Titah itu baru kami ketahui keesokan harinya, Minggu malam, setelah tautan berita “Bang, Ada Kapal Vietnam Lagi” mengudara di internet. Ipunk mengirim pesan dan memberitahu bahwa kapal Orca O3 milik PSDKP sedang melakukan operasi senyap menuju Natuna. Ia meminta agar informasi itu tidak dipublikasikan sebelum penangkapan benar-benar terjadi.
Dua hari berselang, kabar penangkapan itu pun datang. Ipunk mengabarkan bahwa timnya berhasil menangkap dua kapal asing pencuri ikan. Namun, lokasi penangkapan tidak sesuai dengan laporan awal. Kapal-kapal tersebut tidak ditemukan di perairan utara Anambas, sebagaimana yang dilaporkan oleh nelayan dan diteruskan Malaka padanya.
“Kapal kami sudah mendatangi titik koordinat yang diberikan [oleh Malaka], tetapi saat tiba di sana sudah tidak ada aktivitas. Memang, berdasarkan pengalaman kami, kapal pukat trawl [Vietnam] ini selalu bergerak,” kata Ipunk kepada Malaka di Bandara Hang Nadim, Batam, 18 April 2025.

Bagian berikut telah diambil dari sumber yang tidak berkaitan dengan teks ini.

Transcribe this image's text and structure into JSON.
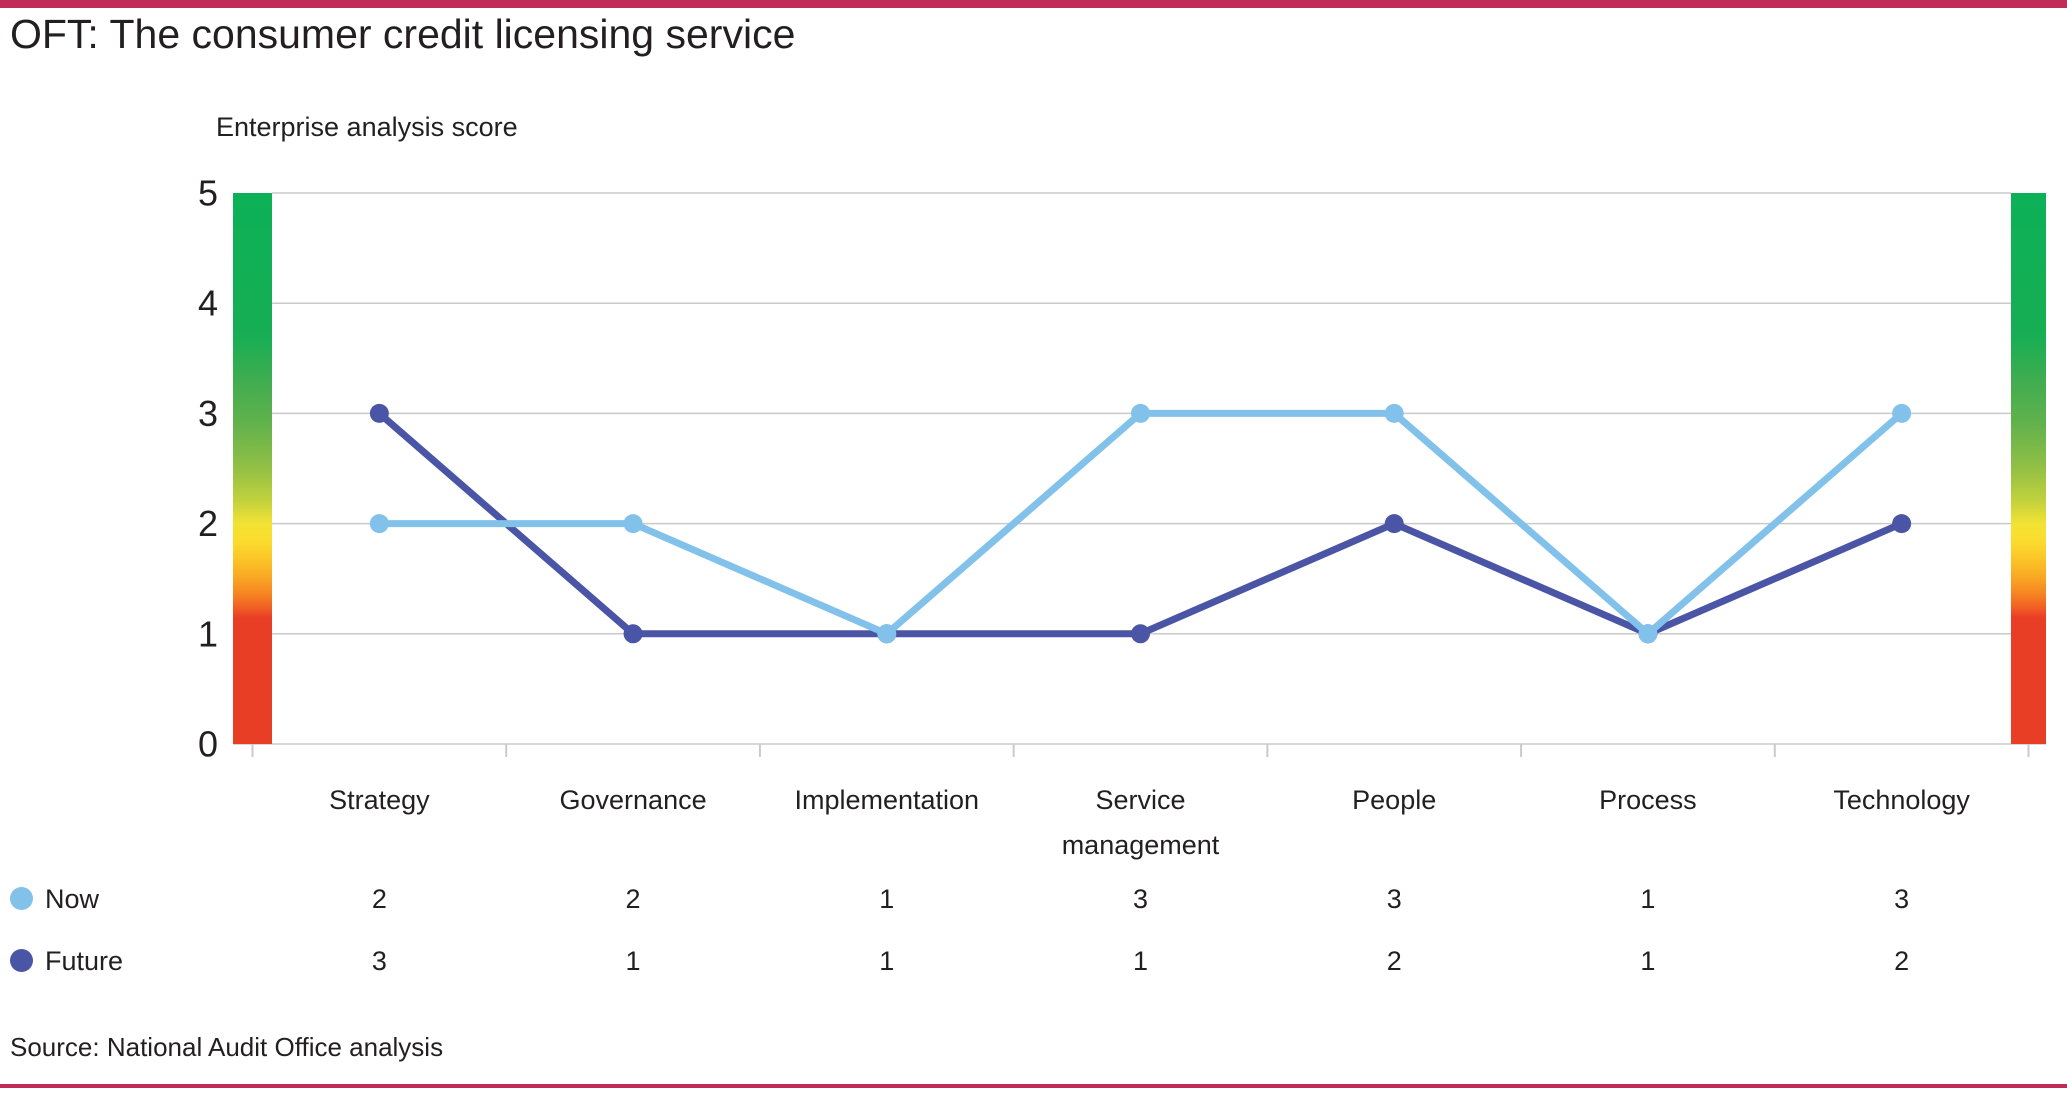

Setelah tidak menemukan target di lokasi awal, kapal patroli melanjutkan operasi ke arah Laut Natuna Utara, sekitar 280 mil laut dari titik semula. Dengan kecepatan rata-rata 20 knot, perjalanan itu memakan waktu sekitar 14 jam. Di sanalah, setelah menyisir perairan selama berjam-jam, petugas menemukan dua kapal ikan asing Vietnam yang tengah beroperasi secara ilegal.

Kedua kapal itu kemudian diseret ke markas PSDKP di Batam untuk proses lebih lanjut. Melalui sambungan telepon pada 17 April 2025, Ipunk memberi tahu bahwa ia akan menggelar konferensi pers di pangkalan PSDKP, dekat Jembatan III Barelang.

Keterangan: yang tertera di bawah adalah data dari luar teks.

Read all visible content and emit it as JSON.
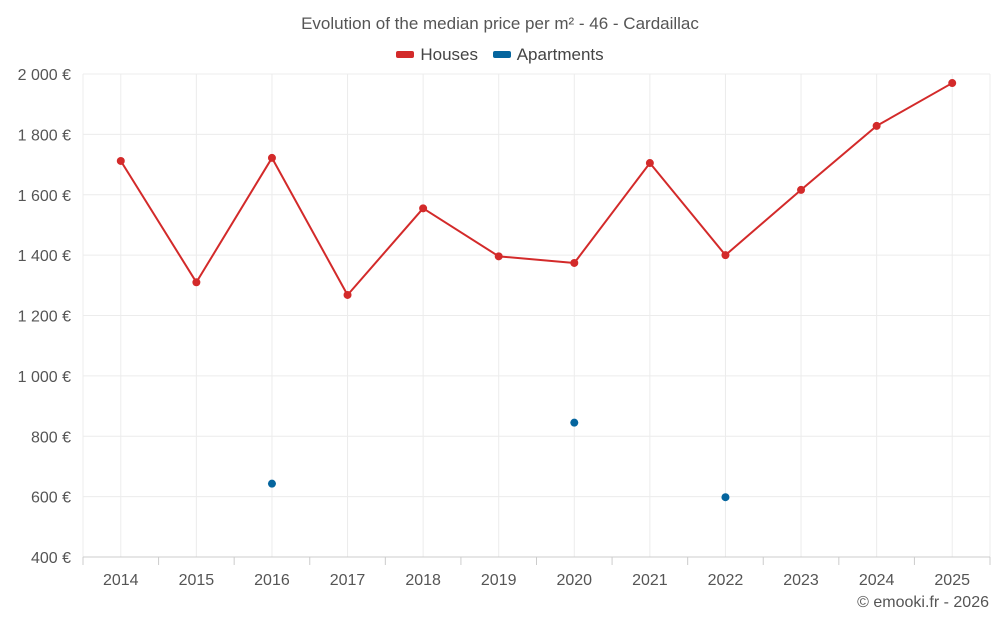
{
  "chart_data": {
    "type": "line",
    "title": "Evolution of the median price per m² - 46 - Cardaillac",
    "xlabel": "",
    "ylabel": "",
    "categories": [
      "2014",
      "2015",
      "2016",
      "2017",
      "2018",
      "2019",
      "2020",
      "2021",
      "2022",
      "2023",
      "2024",
      "2025"
    ],
    "ylim": [
      400,
      2000
    ],
    "yticks": [
      400,
      600,
      800,
      1000,
      1200,
      1400,
      1600,
      1800,
      2000
    ],
    "ytick_labels": [
      "400 €",
      "600 €",
      "800 €",
      "1 000 €",
      "1 200 €",
      "1 400 €",
      "1 600 €",
      "1 800 €",
      "2 000 €"
    ],
    "grid": true,
    "legend_position": "top-center",
    "series": [
      {
        "name": "Houses",
        "color": "#d32a2a",
        "values": [
          1712,
          1310,
          1722,
          1268,
          1555,
          1396,
          1374,
          1705,
          1400,
          1616,
          1828,
          1970
        ]
      },
      {
        "name": "Apartments",
        "color": "#05659e",
        "values": [
          null,
          null,
          643,
          null,
          null,
          null,
          845,
          null,
          598,
          null,
          null,
          null
        ]
      }
    ]
  },
  "credit": "© emooki.fr - 2026"
}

Nelayan Vietnam: Kami Salah
Dalam konferensi pers, Ipunk menjelaskan bahwa PSDKP sebenarnya sudah melakukan patroli sejak 10 April 2025. Operasi ini melibatkan Bakamla RI, Kesatuan Penjaga Laut dan Pantai (KPLP), Bea Cukai, TNI AL, dan Polisi Air dan Udara. Namun pencarian mereka tidak membuahkan hasil, sampai laporan dari Malaka diterima.

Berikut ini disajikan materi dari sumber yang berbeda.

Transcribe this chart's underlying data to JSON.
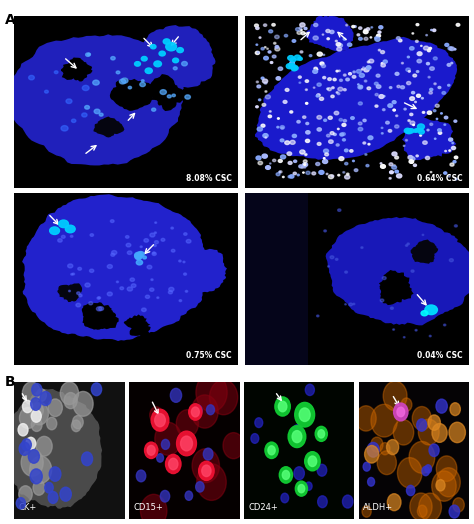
{
  "figure_label_A": "A",
  "figure_label_B": "B",
  "panel_A_labels": [
    "8.08% CSC",
    "0.64% CSC",
    "0.75% CSC",
    "0.04% CSC"
  ],
  "panel_B_labels": [
    "CK+",
    "CD15+",
    "CD24+",
    "ALDH+"
  ],
  "bg_color": "#ffffff",
  "figsize": [
    4.74,
    5.24
  ],
  "dpi": 100
}
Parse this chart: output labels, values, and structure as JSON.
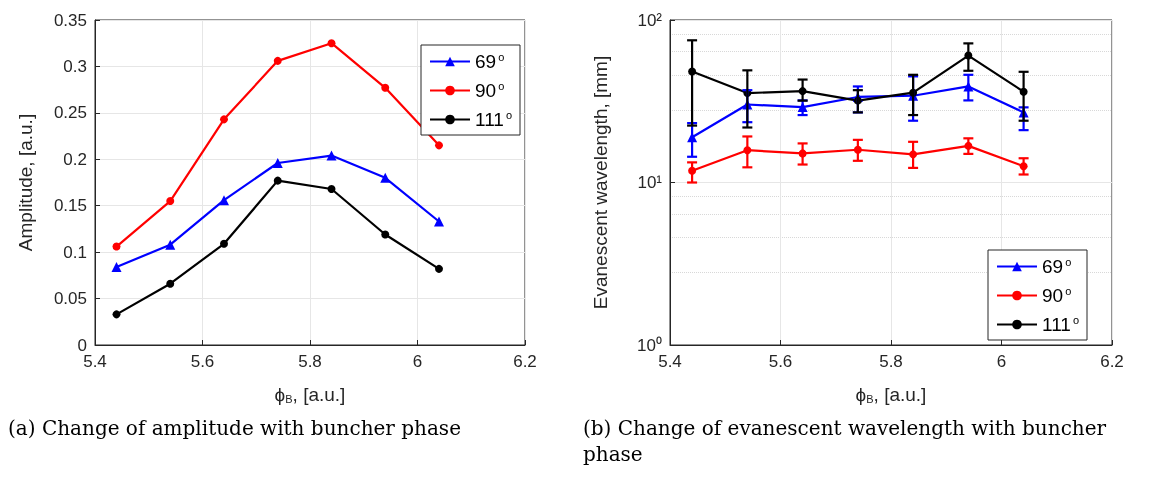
{
  "chart_data": [
    {
      "type": "line",
      "xlabel": "ϕ$_{B}$, [a.u.]",
      "ylabel": "Amplitude, [a.u.]",
      "x": [
        5.44,
        5.54,
        5.64,
        5.74,
        5.84,
        5.94,
        6.04
      ],
      "xlim": [
        5.4,
        6.2
      ],
      "xticks": [
        5.4,
        5.6,
        5.8,
        6,
        6.2
      ],
      "ylim": [
        0,
        0.35
      ],
      "yticks": [
        0,
        0.05,
        0.1,
        0.15,
        0.2,
        0.25,
        0.3,
        0.35
      ],
      "grid": true,
      "legend": "top right",
      "annotations": [
        "(a) Change of amplitude with buncher phase"
      ],
      "series": [
        {
          "name": "69$^{o}$",
          "color": "#0000ff",
          "marker": "triangle",
          "values": [
            0.084,
            0.108,
            0.156,
            0.196,
            0.204,
            0.18,
            0.133
          ]
        },
        {
          "name": "90$^{o}$",
          "color": "#ff0000",
          "marker": "circle",
          "values": [
            0.106,
            0.155,
            0.243,
            0.306,
            0.325,
            0.277,
            0.215
          ]
        },
        {
          "name": "111$^{o}$",
          "color": "#000000",
          "marker": "circle",
          "values": [
            0.033,
            0.066,
            0.109,
            0.177,
            0.168,
            0.119,
            0.082
          ]
        }
      ]
    },
    {
      "type": "line",
      "xlabel": "ϕ$_{B}$, [a.u.]",
      "ylabel": "Evanescent wavelength, [mm]",
      "x": [
        5.44,
        5.54,
        5.64,
        5.74,
        5.84,
        5.94,
        6.04
      ],
      "xlim": [
        5.4,
        6.2
      ],
      "xticks": [
        5.4,
        5.6,
        5.8,
        6,
        6.2
      ],
      "ylim": [
        1,
        100
      ],
      "yticks": [
        {
          "value": 1,
          "label": "10⁰"
        },
        {
          "value": 10,
          "label": "10¹"
        },
        {
          "value": 100,
          "label": "10²"
        }
      ],
      "log": "y",
      "grid": true,
      "legend": "bottom right",
      "annotations": [
        "(b) Change of evanescent wavelength with buncher phase"
      ],
      "series": [
        {
          "name": "69$^{o}$",
          "color": "#0000ff",
          "marker": "triangle",
          "values": [
            19.0,
            30.2,
            29.1,
            33.6,
            34.2,
            39,
            27
          ],
          "errors": [
            [
              14.4,
              23.2
            ],
            [
              23.5,
              37
            ],
            [
              26,
              32
            ],
            [
              27,
              39
            ],
            [
              24,
              45
            ],
            [
              32,
              46
            ],
            [
              21,
              29
            ]
          ]
        },
        {
          "name": "90$^{o}$",
          "color": "#ff0000",
          "marker": "circle",
          "values": [
            11.8,
            15.8,
            15.1,
            15.9,
            14.9,
            16.8,
            12.6
          ],
          "errors": [
            [
              10,
              13.3
            ],
            [
              12.4,
              19.2
            ],
            [
              12.9,
              17.4
            ],
            [
              13.6,
              18.3
            ],
            [
              12.3,
              17.8
            ],
            [
              15,
              18.7
            ],
            [
              11.2,
              14.1
            ]
          ]
        },
        {
          "name": "111$^{o}$",
          "color": "#000000",
          "marker": "circle",
          "values": [
            48.2,
            35.5,
            36.5,
            31.9,
            35.7,
            60.4,
            36.2
          ],
          "errors": [
            [
              22.4,
              75
            ],
            [
              21.8,
              49
            ],
            [
              31.9,
              43
            ],
            [
              27,
              37
            ],
            [
              26,
              46
            ],
            [
              48.7,
              71.8
            ],
            [
              24,
              48
            ]
          ]
        }
      ]
    }
  ]
}
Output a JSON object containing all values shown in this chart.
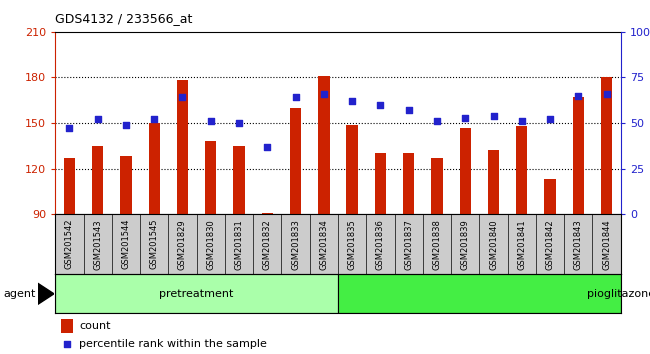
{
  "title": "GDS4132 / 233566_at",
  "samples": [
    "GSM201542",
    "GSM201543",
    "GSM201544",
    "GSM201545",
    "GSM201829",
    "GSM201830",
    "GSM201831",
    "GSM201832",
    "GSM201833",
    "GSM201834",
    "GSM201835",
    "GSM201836",
    "GSM201837",
    "GSM201838",
    "GSM201839",
    "GSM201840",
    "GSM201841",
    "GSM201842",
    "GSM201843",
    "GSM201844"
  ],
  "counts": [
    127,
    135,
    128,
    150,
    178,
    138,
    135,
    91,
    160,
    181,
    149,
    130,
    130,
    127,
    147,
    132,
    148,
    113,
    167,
    180
  ],
  "percentile_ranks": [
    47,
    52,
    49,
    52,
    64,
    51,
    50,
    37,
    64,
    66,
    62,
    60,
    57,
    51,
    53,
    54,
    51,
    52,
    65,
    66
  ],
  "pretreatment_count": 10,
  "pioglitazone_count": 10,
  "ylim_left": [
    90,
    210
  ],
  "yticks_left": [
    90,
    120,
    150,
    180,
    210
  ],
  "ylim_right": [
    0,
    100
  ],
  "yticks_right": [
    0,
    25,
    50,
    75,
    100
  ],
  "bar_color": "#cc2200",
  "dot_color": "#2222cc",
  "bar_baseline": 90,
  "pretreatment_color": "#aaffaa",
  "pioglitazone_color": "#44ee44",
  "agent_label": "agent",
  "pretreatment_label": "pretreatment",
  "pioglitazone_label": "pioglitazone",
  "legend_count_label": "count",
  "legend_percentile_label": "percentile rank within the sample",
  "grid_color": "#888888",
  "tick_bg_color": "#cccccc",
  "plot_bg_color": "#ffffff"
}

Dalam operasi terbaru ini, PSDKP berhasil mengamankan dua kapal ikan asing berbendera Vietnam, masing-masing bernama 936 TS dan 5762 TS. Sebanyak 30 anak buah kapal (ABK) ikut diamankan. Aktivitas ilegal mereka mencuri ikan di perairan Indonesia diperkirakan merugikan negara hingga Rp15 miliar.
“Kedua kapal ini menggunakan alat tangkap yang dilarang, yaitu pukat trawl. Daya rusaknya luar biasa,” kata Ipunk pada 18 April 2025. Ia menambahkan bahwa kegiatan tersebut jelas melanggar Undang-Undang Perikanan.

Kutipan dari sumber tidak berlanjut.